Светло-синие, в тон небу, глаза смотрели куда-то мимо Ильи. Опираясь на локоть, Вера потянулась к мужу, легко расстегнула единственную пуговицу на обрезанных джинсах. В приподнявшихся скулах проступили очертания игривой улыбки. Я ни при чем, говорила она, пуговицы расстегиваются сами собой, так бывает. Когда Илья попытался стянуть с нее майку, Вера отстранилась и сама сняла ее через голову.

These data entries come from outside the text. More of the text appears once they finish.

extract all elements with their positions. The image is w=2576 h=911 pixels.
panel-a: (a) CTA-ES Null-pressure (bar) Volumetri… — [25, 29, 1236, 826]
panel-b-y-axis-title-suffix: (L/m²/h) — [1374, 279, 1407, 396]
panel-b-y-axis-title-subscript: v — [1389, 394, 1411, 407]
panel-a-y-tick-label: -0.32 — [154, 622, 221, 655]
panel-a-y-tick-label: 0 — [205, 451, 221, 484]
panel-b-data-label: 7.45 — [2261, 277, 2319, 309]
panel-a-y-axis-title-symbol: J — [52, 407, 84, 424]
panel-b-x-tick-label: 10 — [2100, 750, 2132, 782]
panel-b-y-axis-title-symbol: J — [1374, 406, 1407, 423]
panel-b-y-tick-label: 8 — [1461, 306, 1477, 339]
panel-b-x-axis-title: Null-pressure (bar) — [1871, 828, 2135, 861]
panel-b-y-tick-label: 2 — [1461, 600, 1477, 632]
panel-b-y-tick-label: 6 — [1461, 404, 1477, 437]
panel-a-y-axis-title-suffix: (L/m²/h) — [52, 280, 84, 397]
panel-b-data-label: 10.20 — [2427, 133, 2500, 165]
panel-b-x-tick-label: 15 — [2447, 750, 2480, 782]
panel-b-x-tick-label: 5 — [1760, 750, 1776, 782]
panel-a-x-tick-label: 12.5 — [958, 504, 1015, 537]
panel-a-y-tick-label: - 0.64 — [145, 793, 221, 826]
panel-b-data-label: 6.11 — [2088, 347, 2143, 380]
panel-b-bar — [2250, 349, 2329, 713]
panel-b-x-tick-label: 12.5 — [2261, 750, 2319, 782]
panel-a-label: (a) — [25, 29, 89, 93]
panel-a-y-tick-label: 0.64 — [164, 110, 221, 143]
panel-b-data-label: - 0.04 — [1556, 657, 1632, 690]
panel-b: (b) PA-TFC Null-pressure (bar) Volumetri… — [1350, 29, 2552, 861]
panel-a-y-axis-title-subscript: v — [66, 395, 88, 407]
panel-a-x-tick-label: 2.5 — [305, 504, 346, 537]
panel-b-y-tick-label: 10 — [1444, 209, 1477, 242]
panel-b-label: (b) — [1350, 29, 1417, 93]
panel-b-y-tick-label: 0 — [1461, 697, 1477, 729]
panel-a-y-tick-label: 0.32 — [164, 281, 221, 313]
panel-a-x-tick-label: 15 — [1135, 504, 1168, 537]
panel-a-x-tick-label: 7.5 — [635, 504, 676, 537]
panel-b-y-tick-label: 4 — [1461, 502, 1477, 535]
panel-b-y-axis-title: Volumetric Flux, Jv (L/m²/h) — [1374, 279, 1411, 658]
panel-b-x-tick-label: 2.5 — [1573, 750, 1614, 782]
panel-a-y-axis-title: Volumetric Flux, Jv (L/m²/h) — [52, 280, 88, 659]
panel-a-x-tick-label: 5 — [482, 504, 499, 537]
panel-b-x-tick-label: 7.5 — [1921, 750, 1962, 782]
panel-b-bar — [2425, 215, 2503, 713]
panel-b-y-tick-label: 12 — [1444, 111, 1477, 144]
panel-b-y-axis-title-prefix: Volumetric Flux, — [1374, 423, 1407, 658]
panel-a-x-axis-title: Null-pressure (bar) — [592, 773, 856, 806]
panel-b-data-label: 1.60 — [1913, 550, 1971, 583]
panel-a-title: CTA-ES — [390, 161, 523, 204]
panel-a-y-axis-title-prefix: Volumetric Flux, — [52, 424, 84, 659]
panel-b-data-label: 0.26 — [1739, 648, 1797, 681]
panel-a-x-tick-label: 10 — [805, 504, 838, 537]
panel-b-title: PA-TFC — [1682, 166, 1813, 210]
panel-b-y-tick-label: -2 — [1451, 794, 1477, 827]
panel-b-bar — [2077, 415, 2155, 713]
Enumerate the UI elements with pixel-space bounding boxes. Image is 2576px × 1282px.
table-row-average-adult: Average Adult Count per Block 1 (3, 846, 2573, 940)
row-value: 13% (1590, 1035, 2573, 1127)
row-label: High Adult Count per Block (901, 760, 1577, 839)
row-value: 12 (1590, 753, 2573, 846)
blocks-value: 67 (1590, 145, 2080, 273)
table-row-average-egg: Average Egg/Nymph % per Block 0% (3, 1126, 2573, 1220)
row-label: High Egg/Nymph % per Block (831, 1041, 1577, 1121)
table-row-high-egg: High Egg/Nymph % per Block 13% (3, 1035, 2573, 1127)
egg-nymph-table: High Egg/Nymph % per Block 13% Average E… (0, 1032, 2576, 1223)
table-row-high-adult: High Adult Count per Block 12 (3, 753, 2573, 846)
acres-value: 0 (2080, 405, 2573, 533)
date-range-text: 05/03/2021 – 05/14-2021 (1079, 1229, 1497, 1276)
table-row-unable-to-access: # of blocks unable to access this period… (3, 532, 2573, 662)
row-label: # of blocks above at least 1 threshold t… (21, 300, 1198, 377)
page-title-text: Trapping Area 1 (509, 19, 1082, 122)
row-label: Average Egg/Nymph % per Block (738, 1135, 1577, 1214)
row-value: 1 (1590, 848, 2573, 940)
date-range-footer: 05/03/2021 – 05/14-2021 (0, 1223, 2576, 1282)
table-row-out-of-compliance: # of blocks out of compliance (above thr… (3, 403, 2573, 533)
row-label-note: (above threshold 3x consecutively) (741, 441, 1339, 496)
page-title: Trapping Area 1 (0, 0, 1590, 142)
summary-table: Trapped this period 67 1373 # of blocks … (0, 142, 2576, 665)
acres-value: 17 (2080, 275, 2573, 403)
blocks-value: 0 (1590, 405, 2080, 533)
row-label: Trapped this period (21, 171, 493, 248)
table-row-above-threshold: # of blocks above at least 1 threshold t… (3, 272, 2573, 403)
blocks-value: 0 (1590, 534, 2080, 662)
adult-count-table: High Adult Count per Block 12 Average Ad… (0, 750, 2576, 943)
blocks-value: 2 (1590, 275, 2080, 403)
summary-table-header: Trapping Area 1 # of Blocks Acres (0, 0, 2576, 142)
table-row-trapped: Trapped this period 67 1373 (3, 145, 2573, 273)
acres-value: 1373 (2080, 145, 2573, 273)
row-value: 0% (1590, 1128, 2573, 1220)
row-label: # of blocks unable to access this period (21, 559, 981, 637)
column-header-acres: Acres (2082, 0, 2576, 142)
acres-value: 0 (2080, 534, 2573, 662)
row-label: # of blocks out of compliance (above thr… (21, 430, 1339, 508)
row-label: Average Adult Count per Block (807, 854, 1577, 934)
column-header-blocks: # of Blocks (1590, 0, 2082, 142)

Она притянула Илью, горячая и неистовая, как само лето. Полная жизни и пахнущая цветами. Илья опустился на нее, бережно, точно боясь раздавить. На его поясе тут же защелкнулся капкан стройных женских ног. Вера слабо охнула, когда Илья вошел в нее, и они потонули среди бескрайнего океана одуванчиков, на заднем дворе, на виду у всего мира.

* * *

Ночь шаталась вокруг дома, терлась о стены, еле слышно шурша мышиными лапами. Многоглазая ночь, среброглазая ночь, она с надеждой заглядывала в запылившиеся окна, выжидая, когда потухнет последняя свеча. В спальне свечи были повсюду – на трюмо, на зеркале, в изголовье кровати. Даже на подоконниках, в опасной близости от занавесок. Мелкие кружочки, залитые в тонкую жесть, длинные церковные палки, толстенные рождественские бомбы, ароматизированные и обычные, – свечей было разных без счету.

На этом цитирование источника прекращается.